Always question all authorities because the authority you don't question is the most dangerous... except me, never question me.

billy rubin

i dont see any emergent propertiez from tbe phyzical brain. everything i know about the mind iz consistent with a material hypothesiz.

but then i dont see "emergent properties" anywhere, az i understand the term.


"I cannot understand the popularity of that kind of music, which is based on repetition. In a civilized society, things don't need to be said more than three times."

Davin

Quote from: billy rubin on February 07, 2020, 04:30:35 PM
i dont see any emergent propertiez from tbe phyzical brain. everything i know about the mind iz consistent with a material hypothesiz.
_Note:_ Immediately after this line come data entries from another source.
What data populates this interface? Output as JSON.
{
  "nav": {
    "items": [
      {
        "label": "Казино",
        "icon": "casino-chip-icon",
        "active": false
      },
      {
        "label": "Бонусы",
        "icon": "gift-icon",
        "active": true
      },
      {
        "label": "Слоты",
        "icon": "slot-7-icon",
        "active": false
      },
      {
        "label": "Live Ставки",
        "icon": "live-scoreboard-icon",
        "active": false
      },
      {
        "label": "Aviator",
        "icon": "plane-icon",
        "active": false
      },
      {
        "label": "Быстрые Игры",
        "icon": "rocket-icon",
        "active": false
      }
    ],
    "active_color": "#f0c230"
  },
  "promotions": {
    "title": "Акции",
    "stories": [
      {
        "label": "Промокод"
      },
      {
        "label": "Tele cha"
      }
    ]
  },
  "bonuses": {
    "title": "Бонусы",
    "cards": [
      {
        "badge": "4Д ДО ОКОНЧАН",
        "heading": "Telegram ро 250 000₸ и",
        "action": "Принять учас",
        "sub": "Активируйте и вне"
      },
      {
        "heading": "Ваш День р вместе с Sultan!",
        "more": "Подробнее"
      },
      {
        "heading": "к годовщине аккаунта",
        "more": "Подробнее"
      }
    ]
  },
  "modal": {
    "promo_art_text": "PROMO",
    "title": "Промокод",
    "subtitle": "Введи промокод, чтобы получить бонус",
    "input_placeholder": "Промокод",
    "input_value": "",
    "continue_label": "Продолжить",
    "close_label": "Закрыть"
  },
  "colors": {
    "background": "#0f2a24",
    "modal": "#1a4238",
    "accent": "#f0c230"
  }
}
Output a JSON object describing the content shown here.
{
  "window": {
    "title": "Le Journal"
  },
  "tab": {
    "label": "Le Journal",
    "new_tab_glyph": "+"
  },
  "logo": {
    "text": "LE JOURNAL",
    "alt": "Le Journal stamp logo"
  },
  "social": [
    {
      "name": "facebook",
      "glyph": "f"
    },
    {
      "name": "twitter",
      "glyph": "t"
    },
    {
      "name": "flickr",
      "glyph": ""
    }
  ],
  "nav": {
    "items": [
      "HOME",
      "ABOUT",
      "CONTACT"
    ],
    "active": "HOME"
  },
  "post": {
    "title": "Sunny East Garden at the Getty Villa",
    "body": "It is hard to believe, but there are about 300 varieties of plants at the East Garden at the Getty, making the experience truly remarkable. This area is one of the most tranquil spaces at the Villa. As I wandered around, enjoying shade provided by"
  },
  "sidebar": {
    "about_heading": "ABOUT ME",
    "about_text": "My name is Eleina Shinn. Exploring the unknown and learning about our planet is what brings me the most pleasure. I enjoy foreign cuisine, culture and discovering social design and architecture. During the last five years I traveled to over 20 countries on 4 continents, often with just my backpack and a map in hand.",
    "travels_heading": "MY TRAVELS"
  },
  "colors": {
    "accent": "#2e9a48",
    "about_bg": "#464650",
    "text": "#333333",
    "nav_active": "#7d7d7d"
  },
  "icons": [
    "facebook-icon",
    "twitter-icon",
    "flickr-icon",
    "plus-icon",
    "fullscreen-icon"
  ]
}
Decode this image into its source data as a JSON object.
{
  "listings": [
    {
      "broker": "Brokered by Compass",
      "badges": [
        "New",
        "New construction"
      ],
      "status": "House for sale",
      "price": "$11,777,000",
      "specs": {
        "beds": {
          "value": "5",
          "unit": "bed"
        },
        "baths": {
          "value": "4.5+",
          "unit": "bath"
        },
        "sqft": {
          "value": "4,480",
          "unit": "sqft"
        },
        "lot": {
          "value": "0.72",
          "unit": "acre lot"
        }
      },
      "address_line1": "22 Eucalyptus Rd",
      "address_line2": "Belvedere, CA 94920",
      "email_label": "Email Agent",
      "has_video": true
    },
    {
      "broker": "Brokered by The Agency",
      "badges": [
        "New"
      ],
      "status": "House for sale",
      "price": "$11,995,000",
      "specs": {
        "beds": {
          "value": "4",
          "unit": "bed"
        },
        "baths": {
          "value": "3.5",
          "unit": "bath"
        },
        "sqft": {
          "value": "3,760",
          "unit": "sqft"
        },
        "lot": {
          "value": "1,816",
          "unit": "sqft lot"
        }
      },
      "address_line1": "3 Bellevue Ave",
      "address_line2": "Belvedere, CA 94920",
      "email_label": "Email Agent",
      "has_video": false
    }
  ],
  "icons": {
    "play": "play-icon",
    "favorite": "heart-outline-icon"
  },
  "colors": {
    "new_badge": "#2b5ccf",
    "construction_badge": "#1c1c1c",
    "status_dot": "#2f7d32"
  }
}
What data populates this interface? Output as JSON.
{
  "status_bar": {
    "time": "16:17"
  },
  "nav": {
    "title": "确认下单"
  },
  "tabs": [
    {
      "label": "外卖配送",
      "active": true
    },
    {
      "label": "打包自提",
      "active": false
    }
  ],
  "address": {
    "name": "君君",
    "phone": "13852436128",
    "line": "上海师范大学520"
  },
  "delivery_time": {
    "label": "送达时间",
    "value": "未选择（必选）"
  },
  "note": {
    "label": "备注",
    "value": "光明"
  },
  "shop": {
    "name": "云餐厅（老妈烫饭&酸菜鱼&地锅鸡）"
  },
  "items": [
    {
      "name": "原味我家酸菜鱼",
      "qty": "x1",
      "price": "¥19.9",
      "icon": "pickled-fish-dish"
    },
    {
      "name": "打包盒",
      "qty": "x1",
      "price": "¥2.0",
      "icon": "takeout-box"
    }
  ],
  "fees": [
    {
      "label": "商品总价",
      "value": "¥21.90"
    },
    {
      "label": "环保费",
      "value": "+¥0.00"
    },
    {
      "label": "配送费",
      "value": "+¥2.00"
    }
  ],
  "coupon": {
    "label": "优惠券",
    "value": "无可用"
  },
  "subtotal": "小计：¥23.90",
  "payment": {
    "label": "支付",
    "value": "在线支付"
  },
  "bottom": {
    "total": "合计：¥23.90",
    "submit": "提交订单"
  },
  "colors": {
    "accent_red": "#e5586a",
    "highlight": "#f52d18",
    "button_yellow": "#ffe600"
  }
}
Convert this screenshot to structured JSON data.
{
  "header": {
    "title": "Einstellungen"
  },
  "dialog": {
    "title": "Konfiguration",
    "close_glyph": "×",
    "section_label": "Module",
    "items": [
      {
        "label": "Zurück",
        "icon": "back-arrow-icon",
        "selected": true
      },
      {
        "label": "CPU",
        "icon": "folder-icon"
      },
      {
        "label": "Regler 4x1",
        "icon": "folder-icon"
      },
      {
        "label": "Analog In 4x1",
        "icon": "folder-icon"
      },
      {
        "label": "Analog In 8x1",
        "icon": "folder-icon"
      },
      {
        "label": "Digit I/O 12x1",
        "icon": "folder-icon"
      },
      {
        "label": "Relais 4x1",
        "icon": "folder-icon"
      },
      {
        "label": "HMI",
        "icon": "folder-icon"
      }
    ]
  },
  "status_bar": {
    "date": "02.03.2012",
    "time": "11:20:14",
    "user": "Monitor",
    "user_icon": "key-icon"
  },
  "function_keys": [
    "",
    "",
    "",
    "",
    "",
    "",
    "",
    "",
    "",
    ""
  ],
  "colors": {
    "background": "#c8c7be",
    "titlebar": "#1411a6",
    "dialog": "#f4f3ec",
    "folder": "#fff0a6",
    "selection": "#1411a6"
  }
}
but then i dont see "emergent properties" anywhere, az i understand the term.
If I heat up a piece of wood in an environment with enough oxygen, do I simply get hot wood or does something emerge from the mixture?
Always question all authorities because the authority you don't question is the most dangerous... except me, never question me.

billy rubin

you firzt get hot wood.

then as volitile compounds vaporize in the presence of accumulated heat, you get outgassing from channels or interstices.

if their temperature exceeds their flashpoint, they combine with the oxygen to yield heat, light, carbon dioxide, water, and chemical byproducts from non-oxidized compounds.

the increased heat from the exothermic reaction ignites non-volatile fuels, which continue to burn until tbey are exhausted, generating 8more light and more heat.

when nothing is left but carbon, it continues to oxidize at a lower temperature until the remnant consists of non-combustible ash, which cools.

nothing emerges from thiz scenario that cannot be predicted and explained from ordinary material procezzes. if thats what "emergent propertiez" means, then i dont see anything with mind and consciousnezz that cannot be explained in a similar way.


"I cannot understand the popularity of that kind of music, which is based on repetition. In a civilized society, things don't need to be said more than three times."